Monday, April 26, 2010

Olives and other reminders our kids are growing up right before our eyes

I originally published this blog a year ago in my other blog. However, I'm trying to simplify my life so I can spend more energy being me - noticing and writing about the things in life that are the most important without having to compartmentalize. This week I had one of these special "mommy moments" when my 7 year old wanted to play at the mall play area. He's way taller than the sign but I was all for it. And I smiled inside when he asked for quarters to ride a kiddie ride. Not surprising that big brother wasn't with us :).

If you're a mom, I'm sure you'll relate to this one. Enjoy . . .

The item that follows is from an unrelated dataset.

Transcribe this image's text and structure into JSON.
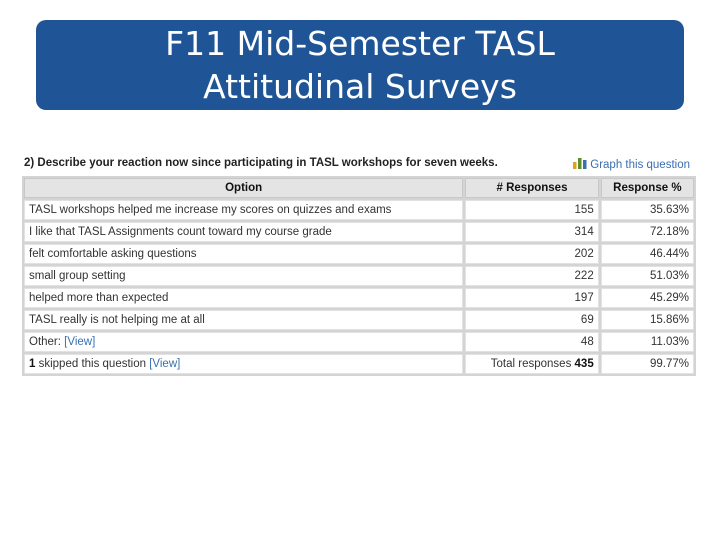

Some of my greatest joys and sorrows as a mom are days when something happens and I realize (really realize) my boys are growing up. Not that I don't want them to grow up. I get a lot of joy watching their progress and seeing them take their "next step," but it's often bittersweet.Take olives, for example . . .From the time they were first sitting up at the dinner table, both of my boys would put an olive on every single finger to eat them off, plucking them into their mouth, one finger at a time. I loved doing it as a kid and make sure we have plenty of olives so they can do it time and again. Somewhere along the line Ryan, my oldest, stopped doing it. But I didn't pay all that much attention because Sean was still happily topping his little fingers with olives, and then biting them off, one finger at a time.

A couple nights ago he started to put olives on his fingers. But when he got to his thumb, oh no . . . the olive didn't fit. Instead, it broke right open as he tried to push it on. He was amused. And I was sad. Ugh. It was a sad mommy moment. My boys thought it was silly that I was sad. But I knew that moms and dads everywhere knew the feeling I was experiencing, and would experience multiple times throughout the years. I know that when I serve olives, they'll continue to stuff them on the fingers, oblivious to the fact that they break open -- and I'll remember the night when his little thumb broke through because he was no longer my tiny little boy with tiny little fingers.